El té de especialidad se afianzó en los últimos años como una propuesta diferente para conocer el trabajo y la producción detrás la infusión que tiene más de un siglo de historia en la Argentina. En Colonia Alberdi, en la zona centro de Misiones, Pablo Machicote y Silvia Marinaro impulsan desde 2010 Del Iguazú Infusiones, una PyME que combina elaboración artesanal de té gourmet y turismo rural.
El proyecto comenzó con el fraccionamiento y la elaboración de blends a partir de té de terceros, pero con el tiempo fue creciendo hasta alcanzar una integración completa del proceso. Hoy, desde su propia chacra, producen y elaboran distintas variedades de té y reciben visitantes que no solo conocen el sistema productivo, sino que también pueden vivenciar la experiencia de cosechar y elaborar su propio té.

“Mi historia con el té arranca en 1990, trabajando en Casa Fuentes. Estuve más de veinte años en esa empresa y luego pasé por la Industria Tealera Argentina (ITA). Siempre estuvo la idea de hacer un emprendimiento propio, y así surge Del Iguazú Infusiones”, cuenta Machicote a Bichos de Campo.
Con la experiencia acumulada en grandes empresas y un amplio conocimiento del sector, la idea fuerza detrás del emprendimiento fue volver a una producción más cercana a los orígenes. “La idea era regresar a las raíces y elaborar hebras como se hacía antiguamente”, explica Machicote. El resultado es un proceso artesanal, donde se respetan los tiempos de cada etapa y el contacto directo con la materia prima es permanente, con el objetivo de garantizar calidad y personalidad en cada lote.

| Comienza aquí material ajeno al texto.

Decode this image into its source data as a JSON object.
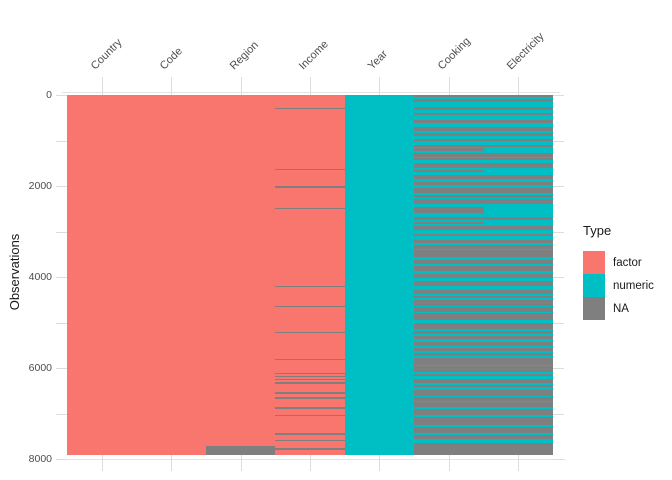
{
  "figure": {
    "y_axis_title": "Observations",
    "legend": {
      "title": "Type"
    }
  },
  "chart_data": {
    "type": "heatmap",
    "variant": "visdat-datatype-missingness",
    "title": "",
    "xlabel": "",
    "ylabel": "Observations",
    "x_categories": [
      "Country",
      "Code",
      "Region",
      "Income",
      "Year",
      "Cooking",
      "Electricity"
    ],
    "y_axis_reversed": true,
    "y_range": [
      0,
      8000
    ],
    "y_ticks_major": [
      0,
      2000,
      4000,
      6000,
      8000
    ],
    "y_tick_labels": [
      "0",
      "2000",
      "4000",
      "6000",
      "8000"
    ],
    "y_ticks_minor": [
      1000,
      3000,
      5000,
      7000
    ],
    "rows_total": 7900,
    "grid": "minimal-light",
    "legend_position": "right",
    "legend_title": "Type",
    "legend_entries": [
      {
        "label": "factor",
        "color": "#F8766D"
      },
      {
        "label": "numeric",
        "color": "#00BFC4"
      },
      {
        "label": "NA",
        "color": "#7F7F7F"
      }
    ],
    "colors": {
      "factor": "#F8766D",
      "numeric": "#00BFC4",
      "na": "#7F7F7F"
    },
    "columns": [
      {
        "name": "Country",
        "type": "factor",
        "na_rows": [],
        "na_row_ranges": []
      },
      {
        "name": "Code",
        "type": "factor",
        "na_rows": [],
        "na_row_ranges": []
      },
      {
        "name": "Region",
        "type": "factor",
        "na_rows": [],
        "na_row_ranges": [
          [
            7700,
            7900
          ]
        ]
      },
      {
        "name": "Income",
        "type": "factor",
        "na_rows": [
          280,
          1620,
          2010,
          2480,
          4190,
          4630,
          5210,
          5800,
          6110,
          6170,
          6240,
          6310,
          6530,
          6640,
          6860,
          7030,
          7430,
          7580,
          7760
        ],
        "na_row_ranges": []
      },
      {
        "name": "Year",
        "type": "numeric",
        "na_rows": [],
        "na_row_ranges": []
      },
      {
        "name": "Cooking",
        "type": "numeric",
        "na_pattern": {
          "style": "dense-stripes",
          "na_fraction_top": 0.5,
          "na_fraction_bottom": 0.75,
          "solid_na_from": 7670
        }
      },
      {
        "name": "Electricity",
        "type": "numeric",
        "na_pattern": {
          "style": "dense-stripes",
          "na_fraction_top": 0.5,
          "na_fraction_bottom": 0.75,
          "solid_na_from": 7670
        }
      }
    ],
    "stripe_seed": 42
  }
}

Actualmente elaboran tés puros: blanco, verde, negro, rojo, oolong, verde perlado y rojo perlado. A su vez, suman once variedades de blends desarrollados sobre bases de té negro, rojo o verde. Dentro de esta oferta, el rojo perlado, cuyas hebras enrolladas se abren durante la infusión, se posiciona como uno de los más demandados, aunque Machicote aclara que la elección siempre depende del paladar y la experiencia de cada visitante.
La producción comienza en la chacra con una cosecha semimecanizada, realizada mediante un cortacerco adaptado al cultivo de té. En el caso del té blanco, la recolección se hace de manera manual y selectiva. Luego, el proceso continúa en una fábrica ubicada junto a las plantaciones, equipada con maquinaria traída especialmente desde China y diseñada para trabajar a escala reducida.
El turismo rural es una pieza central del emprendimiento. Pablo y Silvia se convierten en anfitriones de quienes llegan a Colonia Alberdi en busca de una experiencia diferente. “Invitamos a la gente a cosechar y a elaborar su propio té. Recibimos visitantes de Irlanda, Italia, España, Francia, Alemania, Brasil, Paraguay, Uruguay, México, Honduras y de toda la Argentina”, relata Machicote.
Para el productor, es clave que los visitantes conozcan la historia y el presente del té argentino. “Que puedan ver lo que se produce en el país y llevarse esa experiencia para compartirla y difundirla”, sostiene. Las propuestas se adaptan a distintos tiempos: desde recorridos breves con degustación, hasta jornadas completas en las que los visitantes elaboran de manera artesanal su propio té blanco.

Cuando llegan grupos medianos o grandes, la experiencia se complementa con un almuerzo de cocina misionera preparado en el lugar por la chef Maura Fuchs, referente de la gastronomía regional y responsable del restaurante La Farigola, en Oberá. Si bien el establecimiento está abierto al público todos los días, recomiendan coordinar la visita con antelación para una mejor atención.
Al analizar el contexto actual del sector, Machicote marca una fuerte diferencia entre el té industrial y el de especialidad. “La producción gourmet pasa una realidad muy distinta a la del té industrial, que hoy está atravesado por la competencia internacional y el aumento de costos”, explica. En ese sentido, asegura que “es posible vivir con media hectárea de té destinado a la producción artesanal. Nosotros lo logramos y otros productores también pueden hacerlo”.
“En Misiones se elaboran los mejores tés de la Argentina, que no tienen nada que envidiar a los del resto del mundo”, resume Machicote. El desafío, sostiene, es lograr que los tés de calidad lleguen a la mesa de más personas. Desde Colonia Alberdi, Del Iguazú Infusiones deja hecha la invitación: tomar (y también cosechar) el té.